We outline a system immediate that guides our agent to remain concise and structured, and we implement a format_dialog operate that takes previous dialog historical past together with the person enter and builds a immediate string for the mannequin to generate the assistant’s reply. Take a look at the FULL CODES here.

def transcribe(filepath):
   out = asr(filepath)
   textual content = out["text"].strip()
   return textual content


def generate_reply(historical past, user_text, max_new_tokens=256):
   immediate = format_dialog(historical past, user_text)
   inputs = tok(immediate, return_tensors="pt", truncation=True).to(llm.system)
   with torch.no_grad():
       ids = llm.generate(
           **inputs,
           max_new_tokens=max_new_tokens,
           temperature=0.7,
           do_sample=True,
           top_p=0.9,
           repetition_penalty=1.05,
       )
   reply = tok.decode(ids[0], skip_special_tokens=True).strip()
   return reply


def synthesize_speech(textual content):
   out = tts(textual content)
   audio = out["audio"]
   sr = out["sampling_rate"]
   audio = np.asarray(audio, dtype=np.float32)
   return (sr, audio)

We create three core capabilities for our voice agent: transcribe converts recorded audio into textual content utilizing Whisper, generate_reply builds a context-aware response from FLAN-T5, and synthesize_speech turns that response again into spoken audio with Bark.

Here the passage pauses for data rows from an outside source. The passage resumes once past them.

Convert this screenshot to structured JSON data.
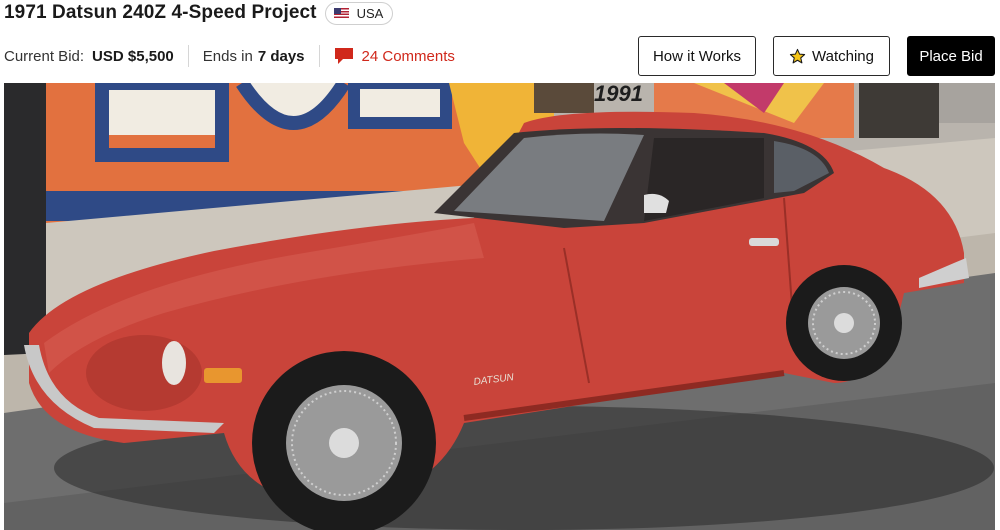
{
  "listing": {
    "title": "1971 Datsun 240Z 4-Speed Project",
    "country": "USA"
  },
  "bid": {
    "label": "Current Bid:",
    "value": "USD $5,500"
  },
  "ends": {
    "label": "Ends in",
    "value": "7 days"
  },
  "comments": {
    "label": "24 Comments"
  },
  "buttons": {
    "how_it_works": "How it Works",
    "watching": "Watching",
    "place_bid": "Place Bid"
  },
  "photo": {
    "mural_text": "1991",
    "badge_text": "DATSUN"
  },
  "icons": {
    "flag": "us-flag-icon",
    "comment": "comment-icon",
    "star": "star-icon"
  },
  "colors": {
    "comments_red": "#d0281b",
    "place_bid_bg": "#000000",
    "car_red": "#c9443a"
  }
}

Take a look at the FULL CODES here.

def clear_history():
   return [], []


def voice_to_voice(mic_file, historical past):
   historical past = historical past or []
   if not mic_file:
       return historical past, None, "Please report one thing!"
   attempt:
       user_text = transcribe(mic_file)
   besides Exception as e:
       return historical past, None, f"ASR error: {e}"


   if not user_text:
       return historical past, None, "Did not catch that. Strive once more?"


   attempt:
       reply = generate_reply(historical past, user_text)
   besides Exception as e:
       return historical past, None, f"LLM error: {e}"


   attempt:
       sr, wav = synthesize_speech(reply)
   besides Exception as e:
       return historical past + [(user_text, reply)], None, f"TTS error: {e}"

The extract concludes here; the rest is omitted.